The 65-acre production facility will have a 55,000 tonne capacity, aimed at helping more food brands meet the growing demand for plant-based meat; by increasing the scale of production at the factory, the developer hopes to remove ‘the cost barrier that currently prevents mainstream consumers from buying plant-based meat products’.
The new factory will also ‘enable efficient product manufacture and distribution across Europe’, and by 2022 it is hoped that equivalent production facilities will have been replicated in the US and Asia.
There has been a realization amongst the plant-based meat industry that if we’re to penetrate the mass-market, the speed of innovation needs to increase dramatically, and that no one company can do it alone
In a ‘two-pronged approach’ Plant & Bean has further announced new strategic partnerships with Griffith Foods, global food development company; Gushen, specialist manufacturer and ingredient supplier of non-GMO soy proteins; Wageningen University & Research Centre in The Netherlands; and the food and sustainability focused Singapore Institute of Technology.

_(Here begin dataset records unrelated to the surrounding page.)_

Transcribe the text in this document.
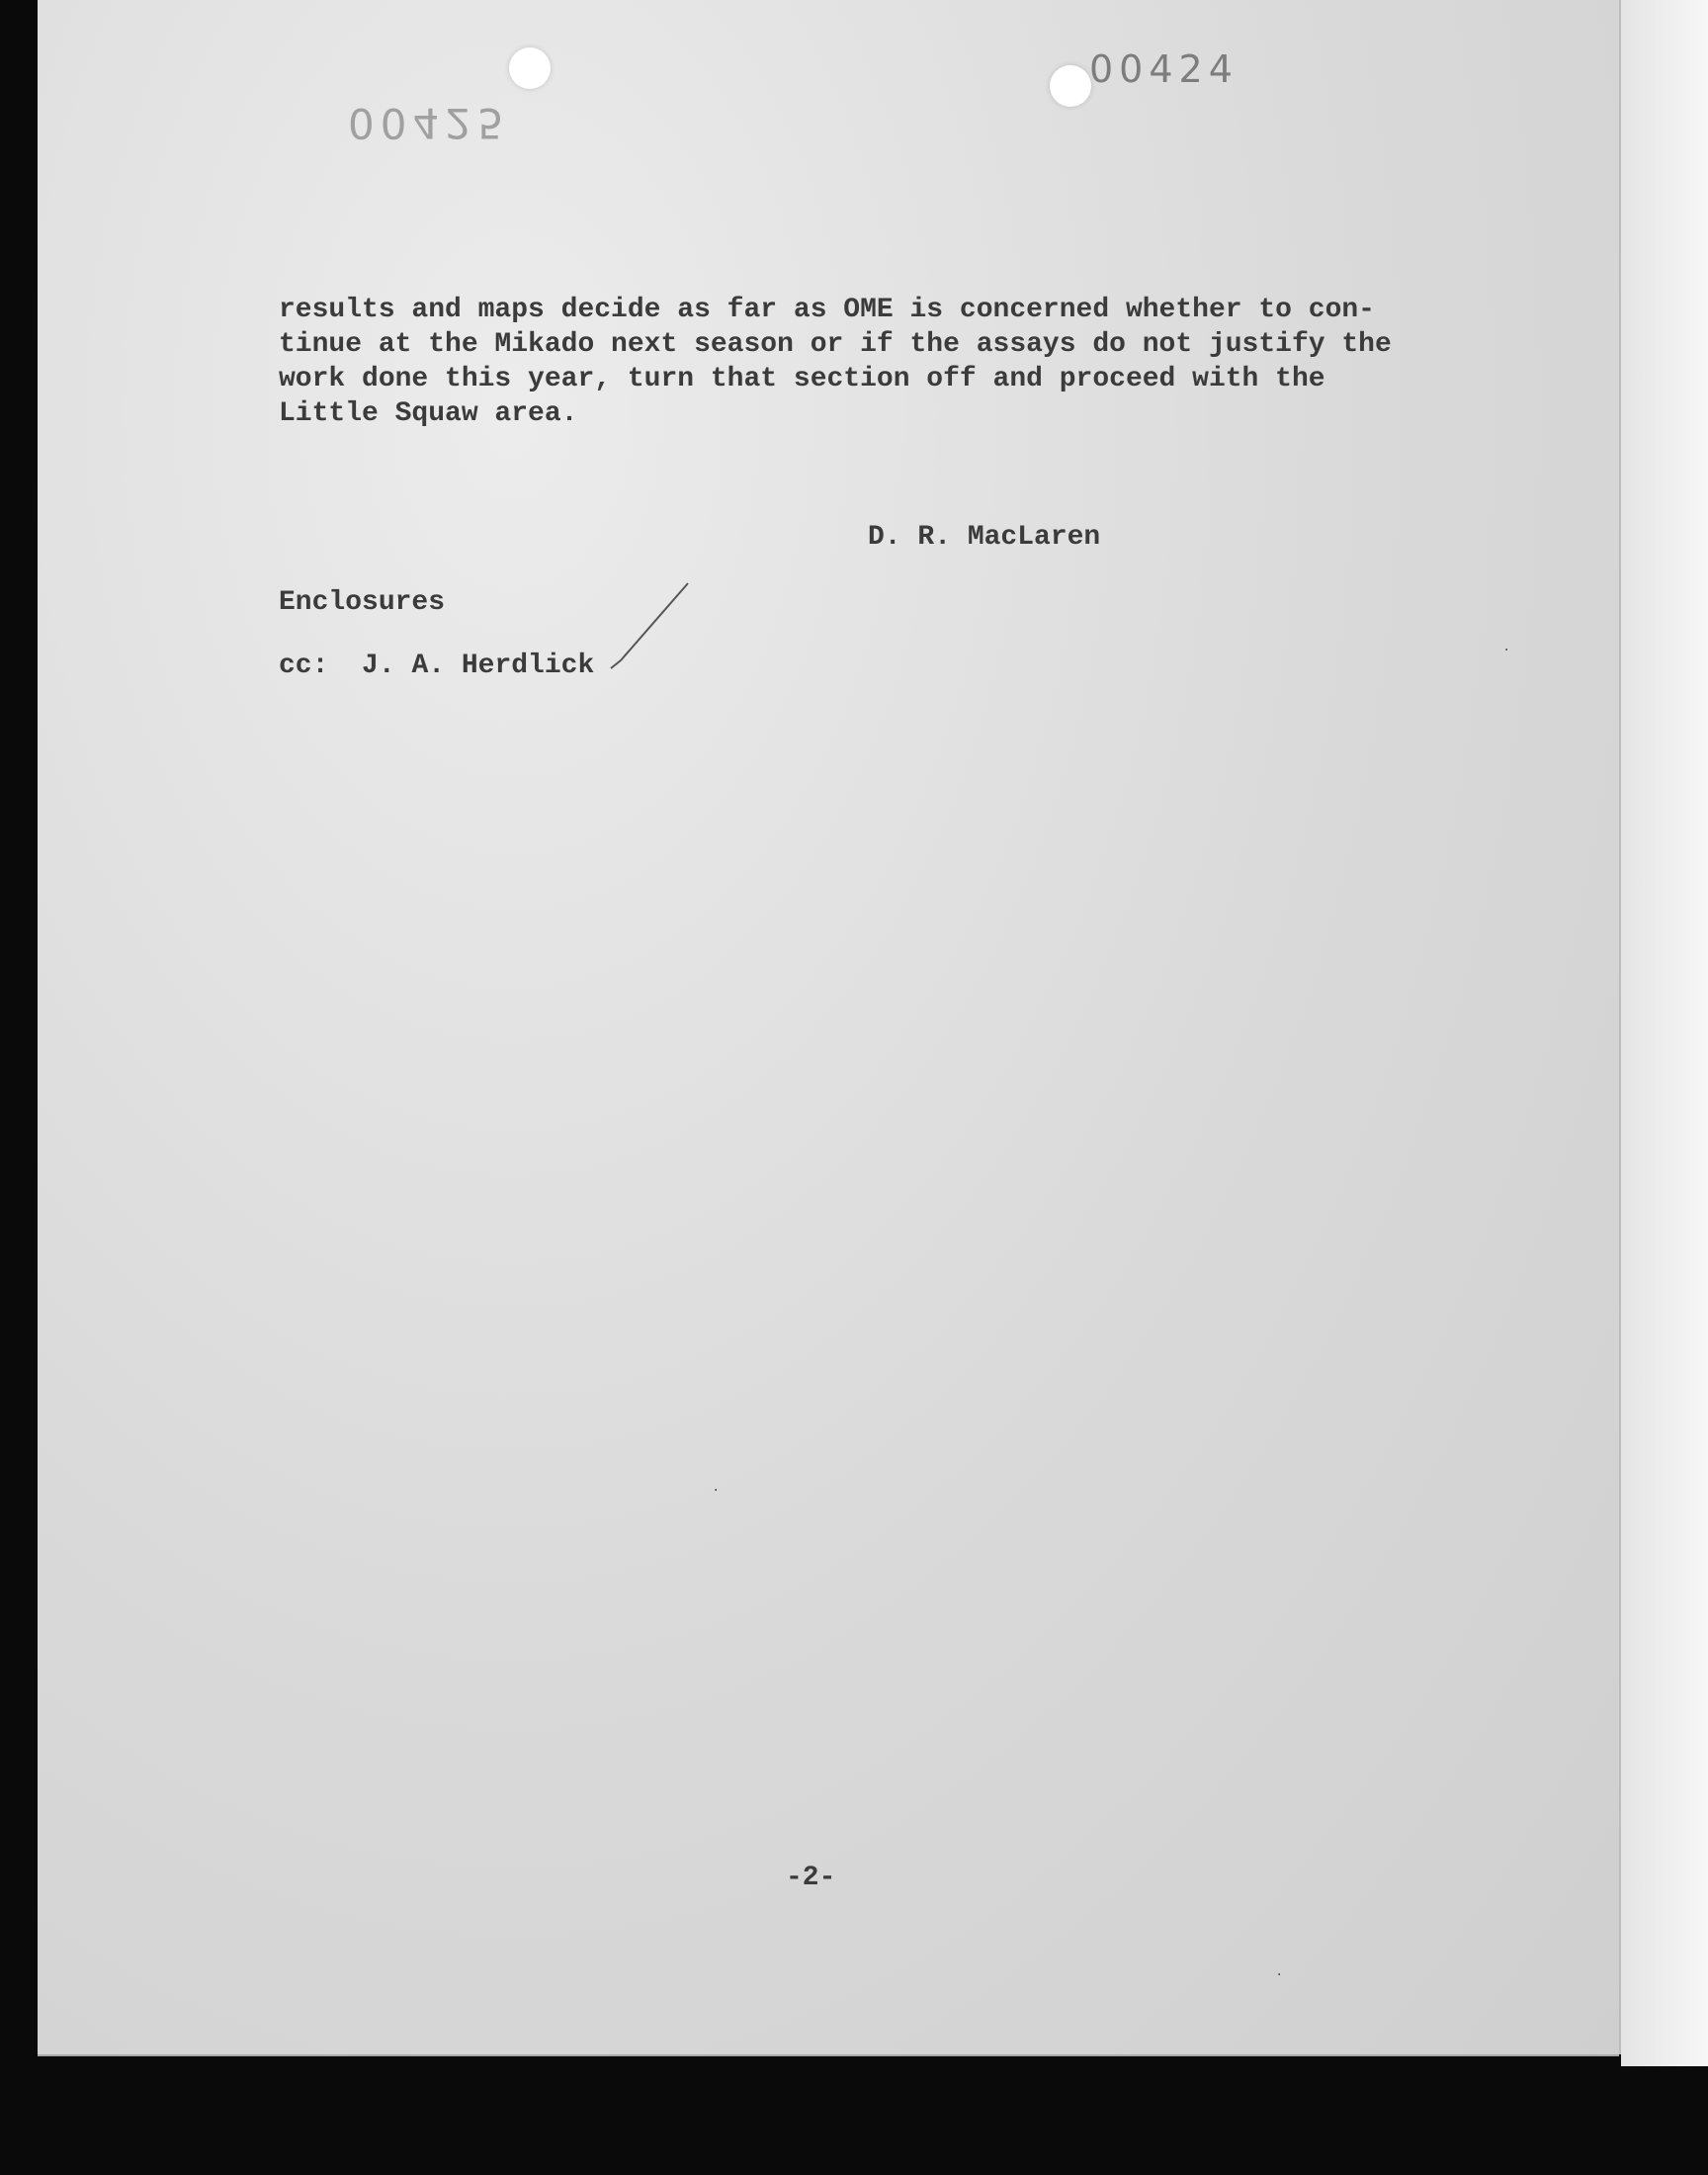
00424
00425
results and maps decide as far as OME is concerned whether to con-
tinue at the Mikado next season or if the assays do not justify the
work done this year, turn that section off and proceed with the
Little Squaw area.
D. R. MacLaren
Enclosures
cc: J. A. Herdlick
-2-
·
·
·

Edwin Bark, Plant & Bean CEO, says this dual action underscores the company’s ‘commitment to repair what is a broken food system’. “Right now, 65% of consumers do not eat plant-based meats due to price and quality. With our two-pronged approach, we believe we are best placed to make the meaningful change required to tackle these issues. With our progressive global manufacturing strategy, brands will finally have the means to scale high-volume product ranges in order to lower the price point for consumers. As regards product quality, we are making huge strides in improving the taste, texture and appearance of plant-based meat – bringing together the brightest minds in the food industry to reinvent the way we make plant-based meat at the ingredient and process level.”
In pursuit of lower ingredient and processing costs, the company is working with what it calls its ‘ecosystem of collaborative partners’ to make breakthroughs in key areas:
- To bring down the cost of pea protein, which is currently twice the price of soy
- To optimize protein extraction and significantly reduce the cost of the process
- To improve the texture of plant-based meats while reducing energy use.
“In the past year, I believe there has been a realization amongst the plant-based meat industry that if we’re to penetrate the mass-market, the speed of innovation needs to increase dramatically, and that no one company can do it alone,” continues Bark.
“Our collaborative approach has garnered significant interest across the food ecosystem, and we will continue to grow our network of industry-leading expertise in order to achieve this objective. This will be key to creating delicious, healthy, low-cost, plant-based meats that are accessible to everyone. In doing so, we will achieve our foremost objective to improve global health, the biodiversity of the planet and animal welfare, and having a meaningful positive impact on the world we live in.”